Nearly all businesses in the franchising world always are prepared for seasonality, economic recessions and staff resignations. Yet the current recession imposed by the coronavirus pandemic in the world is so deep that no franchise network have had to face the magnitude and scope of its economic impacts.
The good thing? Franchise revenues will ultimately recover, and with a lengthy, months-long drive-to-sale timeline, franchisees should begin preparing their companies and step up their lead generation efforts starting from now.
Three main drivers will largely lead to this revival, and they are the same drivers that fuel franchise revenue, irrespective of the performance of the market in general: people, capital and resources.

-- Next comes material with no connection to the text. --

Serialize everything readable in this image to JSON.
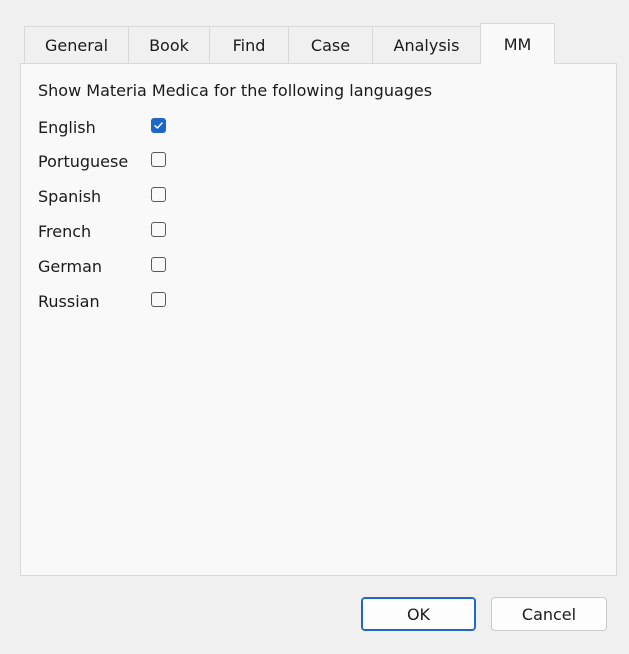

The unemployment rate is projected to average near to 14 per cent for the second quarter of 2020 and may hit 16 per cent for the third quarter before starting to drop marginally starting in fourth quarter. Even many of those who haven’t lost their jobs yet are jobless or gazing over one shoulder to see if they’re going to become the next to get there.
One of several causes franchise revenues have historically performed well in the downturn of the economy is that instability or underemployment also allows people to take the jump to become their own manager. Like we’ve seen in past downturns, when companies start up again, the same amount of available jobs — especially at the top end of the market — may not be immediately restored.
Many individuals whose jobs have been impacted, reduced or destroyed will have the soft and hard skills typical of franchise success (business acumen, technology skills, leadership style and desire to follow systems). If they are unable to return to their former jobs or are hesitant to return to the business world, these individuals will undoubtedly be searching for suitable options for their family and their future. Franchise ownership can be a perfect choice for most of these evacuated professionals.
Franchise ownership is not, of course, the solution for those people who consider themselves unemployed. Franchising would most probably be appealing for those that have a nesting egg, a severance plan, or other financial capital that they can use to buy a franchise.
In the near future, these prospective franchisees will be given better access to loans. Low-cost funding is now accessible in tandem with government initiatives to promote small business development. The growing list of SBA subsidies will help to stimulate small company growth, just like it did during the last recession a decade ago. Franchising sales staff (in-house, distributors or franchise distribution outsourcing) have to be informed about the funding mechanisms available to promote transactions and prevent hiccups in obtaining financing.
Sadly, several companies are going to collapse in the current environment. The commercial real estate business has already seen vacancies, and the effect of extended shutdowns is expected to result in many more prime locations being available. It can also be assumed that the landowners would be eager to compromise and offer attractive rates on prime locations. New franchise managers or existing owners looking to grow as the market re-opens should be able to capitalise on these attractive conditions for their brick and mortar locations.
The same could be said of other suppliers and distributors to the franchise sector who have endured a significant blow since the recession. Savvy businessmen will see this as the perfect opportunity to launch a new venture, exploiting the unique post-shutdown agreements, prices and benefits that vendors will no doubt deliver. Maybe most notably, there should be increased quality of jobs at the franchise location thanks to seasonal and other workers that are seeking employment, in response to the shortage of jobs that other companies have faced pre-Covid.
Alongside the expected revival in franchise revenues, one word of warning to the franchisees: there will inevitably be a high competition from both sides to bring the company back to a “new normal.”
Franchise revenues are expected to increase in the coming years. Once they do, the key role franchising plays in economic growth will be more apparent than it has ever been.
For certain companies, this new trend can have an effect on the internal business economy of the model itself. And for those companies, the hard-but-wise option would be to sit on the sidelines when adjusting to the new global order. It’ll be more critical than ever because of those businesses who continue to survive to preserve the credibility of the Franchise Applicant Evaluation and Distribution Processes in the face of rising competition. It would be important not only to ensure that customers are well capitalised, but that they are best matched to the franchise brand and programme in terms of experience, expertise, mindset and growth goals.
Franchise revenues are expected to increase in the coming years. Once they do, the key role franchising plays in economic growth will be more apparent than it has ever been. Companies seeking to launch or expand their franchise schemes should be best served to take this opportunity to implement growth plans, make organisational changes and improve marketing resources and communications in expectation of a revival.